# When all four words in the CL title ...........STRIKE OUT!  Fail!



## bobcycles (May 27, 2015)

*LOL


Antique?

Schwinn?

Milk?

Bike?

http://lancaster.craigslist.org/bik/4975380845.html*


----------



## GTs58 (May 27, 2015)

That is a pretty definite fail. Seller must be one of those that knows a lot about nothing. Is that an expander brake on the front?


----------



## pedal4416 (May 27, 2015)

They forgot to add rockabilly to the title!


----------



## THE STIG (May 27, 2015)

and Elvis .............


----------



## 41rollfast (May 27, 2015)

If its a "Milk" bike.......it has gone bad..


----------



## GTs58 (May 27, 2015)

41rollfast said:


> If its a "Milk" bike.......it has gone bad..




The seller's name is Cottage Cheesehead.


----------



## vincev (May 27, 2015)

The word vintage would have made it all fit together.


----------



## Spence36 (May 29, 2015)

Lol !!  Nice find BOB my brother lol !!! 


Cruising my Prewar Schwinn [emoji605]


----------



## wspeid (May 29, 2015)

Aren't those also "Rare!"?


----------



## Wheeled Relics (May 29, 2015)

Bob I appreciate the private messages we shared yesterday after my embarrassing mistake in the thread about slow shipping, you were kind, articulate and extended a professional courtesy that should be emulated.

It's threads like this that I think we can all take a step back and see how serious we take this hobbie: is the guy running the auction sitting back having a chuckle with us? This is something we all share by making a perceived offense approachable by poking a little fun at it.

Mistakes happen, admittedly so, my remarks yesterday, both commentary and direct, were misplaced, and while we must use words to express our pleasure or discontent with business experiences in this hobby, the quality of the help we share travels farther than words alone. 
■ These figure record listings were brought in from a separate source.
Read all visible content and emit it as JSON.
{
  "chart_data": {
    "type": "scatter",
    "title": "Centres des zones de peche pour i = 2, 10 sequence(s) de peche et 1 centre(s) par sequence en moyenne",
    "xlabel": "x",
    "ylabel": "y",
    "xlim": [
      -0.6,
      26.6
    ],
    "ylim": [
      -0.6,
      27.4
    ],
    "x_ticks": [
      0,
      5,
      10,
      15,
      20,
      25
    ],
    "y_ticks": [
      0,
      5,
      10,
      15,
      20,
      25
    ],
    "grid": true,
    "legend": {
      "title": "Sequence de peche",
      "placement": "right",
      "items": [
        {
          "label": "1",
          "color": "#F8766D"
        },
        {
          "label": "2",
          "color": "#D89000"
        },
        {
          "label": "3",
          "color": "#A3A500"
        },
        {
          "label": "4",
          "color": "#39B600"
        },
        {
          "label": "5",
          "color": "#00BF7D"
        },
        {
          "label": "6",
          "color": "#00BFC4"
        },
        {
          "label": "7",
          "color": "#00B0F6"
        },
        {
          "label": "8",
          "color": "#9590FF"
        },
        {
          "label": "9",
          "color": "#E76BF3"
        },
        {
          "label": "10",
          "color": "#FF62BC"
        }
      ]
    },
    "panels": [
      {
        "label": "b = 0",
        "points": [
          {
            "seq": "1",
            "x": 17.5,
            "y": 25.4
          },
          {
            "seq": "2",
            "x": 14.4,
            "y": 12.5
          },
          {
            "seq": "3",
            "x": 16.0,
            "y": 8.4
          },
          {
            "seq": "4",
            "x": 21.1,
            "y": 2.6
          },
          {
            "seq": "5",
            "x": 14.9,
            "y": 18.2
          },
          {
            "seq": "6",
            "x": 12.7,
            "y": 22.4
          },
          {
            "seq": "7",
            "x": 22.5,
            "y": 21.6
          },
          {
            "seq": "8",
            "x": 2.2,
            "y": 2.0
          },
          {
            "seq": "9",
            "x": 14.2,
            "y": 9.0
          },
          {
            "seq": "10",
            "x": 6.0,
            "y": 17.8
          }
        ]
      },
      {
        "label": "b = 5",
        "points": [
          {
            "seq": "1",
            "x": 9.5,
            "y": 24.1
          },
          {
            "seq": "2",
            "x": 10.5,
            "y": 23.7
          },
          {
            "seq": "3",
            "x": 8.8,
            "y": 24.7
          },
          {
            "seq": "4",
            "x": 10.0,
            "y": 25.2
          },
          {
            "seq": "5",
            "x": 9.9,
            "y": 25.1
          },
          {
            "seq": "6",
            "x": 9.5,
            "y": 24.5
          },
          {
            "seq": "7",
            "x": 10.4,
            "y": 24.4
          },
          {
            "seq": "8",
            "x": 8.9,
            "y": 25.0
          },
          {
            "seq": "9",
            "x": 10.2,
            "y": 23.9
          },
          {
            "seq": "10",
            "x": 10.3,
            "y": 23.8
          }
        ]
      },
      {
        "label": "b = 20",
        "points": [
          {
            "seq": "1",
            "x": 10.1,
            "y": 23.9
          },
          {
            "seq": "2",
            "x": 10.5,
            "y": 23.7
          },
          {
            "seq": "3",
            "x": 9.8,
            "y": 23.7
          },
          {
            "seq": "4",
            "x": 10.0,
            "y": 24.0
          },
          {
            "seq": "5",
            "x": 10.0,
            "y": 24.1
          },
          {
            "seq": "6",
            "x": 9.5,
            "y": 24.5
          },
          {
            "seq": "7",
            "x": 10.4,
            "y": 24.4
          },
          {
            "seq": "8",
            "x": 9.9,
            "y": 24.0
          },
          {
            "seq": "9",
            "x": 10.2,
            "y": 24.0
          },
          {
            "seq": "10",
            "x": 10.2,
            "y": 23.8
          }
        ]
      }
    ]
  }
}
There is a saying I think is relevant here. "Don't do business with friends, make friends doing business."


----------



## partsguy (May 29, 2015)

Didn't you see that episode of American Pickers with this bike on it?!


----------



## niesoony (May 30, 2015)

Dffgbhg


----------



## niesoony (May 30, 2015)

Dnsjsjs


----------



## Overhauler (May 30, 2015)

location, you have to go to Mountville to get it , get it "Mount"-ville , no thanks.
 LOL, Lee


----------